Techno tedium is NOT innovation.

6 ( +7 / -1 )

The environmentalists strike again.

ZERO CARBON FOR ALL.

-4 ( +1 / -5 )

The use of specific apps locks people out of using a service. We should be being more inclusive, not finding ways to digitally exclude people. And since the pandemic started, I'm a lot less comfortable about drinking and eating from cups and with utensils others have used.

4 ( +6 / -2 )

Why do you need an app to get a cup?
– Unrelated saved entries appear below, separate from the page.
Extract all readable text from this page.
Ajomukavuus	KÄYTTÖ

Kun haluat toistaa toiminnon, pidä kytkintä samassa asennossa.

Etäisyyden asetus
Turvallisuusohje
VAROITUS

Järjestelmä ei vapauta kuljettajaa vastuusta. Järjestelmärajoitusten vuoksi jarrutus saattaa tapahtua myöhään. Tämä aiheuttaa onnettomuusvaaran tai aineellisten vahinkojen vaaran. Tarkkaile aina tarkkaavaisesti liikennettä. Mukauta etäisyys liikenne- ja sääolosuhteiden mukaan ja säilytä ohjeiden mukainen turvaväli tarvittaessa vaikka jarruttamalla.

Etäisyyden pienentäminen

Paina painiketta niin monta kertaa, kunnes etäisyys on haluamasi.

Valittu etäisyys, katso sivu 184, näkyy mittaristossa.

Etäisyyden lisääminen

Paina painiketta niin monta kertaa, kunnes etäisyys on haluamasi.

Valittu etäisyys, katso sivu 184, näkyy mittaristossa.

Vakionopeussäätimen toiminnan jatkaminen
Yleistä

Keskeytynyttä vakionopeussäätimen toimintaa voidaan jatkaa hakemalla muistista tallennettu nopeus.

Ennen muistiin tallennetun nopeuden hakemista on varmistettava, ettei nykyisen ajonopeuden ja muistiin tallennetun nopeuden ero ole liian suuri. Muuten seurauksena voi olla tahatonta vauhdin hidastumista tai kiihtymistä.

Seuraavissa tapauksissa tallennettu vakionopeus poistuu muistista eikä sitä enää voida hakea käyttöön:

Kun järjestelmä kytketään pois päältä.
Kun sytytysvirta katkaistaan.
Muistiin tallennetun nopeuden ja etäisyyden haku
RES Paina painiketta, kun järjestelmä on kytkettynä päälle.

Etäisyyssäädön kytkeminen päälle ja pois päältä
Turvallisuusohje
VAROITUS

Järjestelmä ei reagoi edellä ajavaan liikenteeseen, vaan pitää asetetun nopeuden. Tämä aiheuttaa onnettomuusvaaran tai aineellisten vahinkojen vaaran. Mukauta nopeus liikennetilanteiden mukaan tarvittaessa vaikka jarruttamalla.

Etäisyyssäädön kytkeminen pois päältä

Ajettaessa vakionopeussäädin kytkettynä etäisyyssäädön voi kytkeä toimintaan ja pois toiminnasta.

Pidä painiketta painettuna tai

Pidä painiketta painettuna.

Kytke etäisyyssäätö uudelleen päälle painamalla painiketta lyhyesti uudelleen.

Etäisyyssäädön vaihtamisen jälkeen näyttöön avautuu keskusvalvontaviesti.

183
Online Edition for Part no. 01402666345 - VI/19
Just bring your own cup and ask the staff to fill it up with the beverage of your choice!

4 ( +5 / -1 )

So, starbucks have discover cups that you can reruse. I have loads of them in my house, and plates and bowls and cutlery too.

3 ( +4 / -1 )

If all added up, I guess that ‘new’ system isn’t so eco-conscious anymore but only crazy and surely needs even more resources, handling efforts and energy than those simple disposable cups.

-2 ( +1 / -3 )

Kill LINE

-2 ( +0 / -2 )

Please get the app so they can track you and decide where to build another damn store.

I have no desire to walk around carrying a Starbucks jug.

I have no desire to walk into a Starbucks anyway.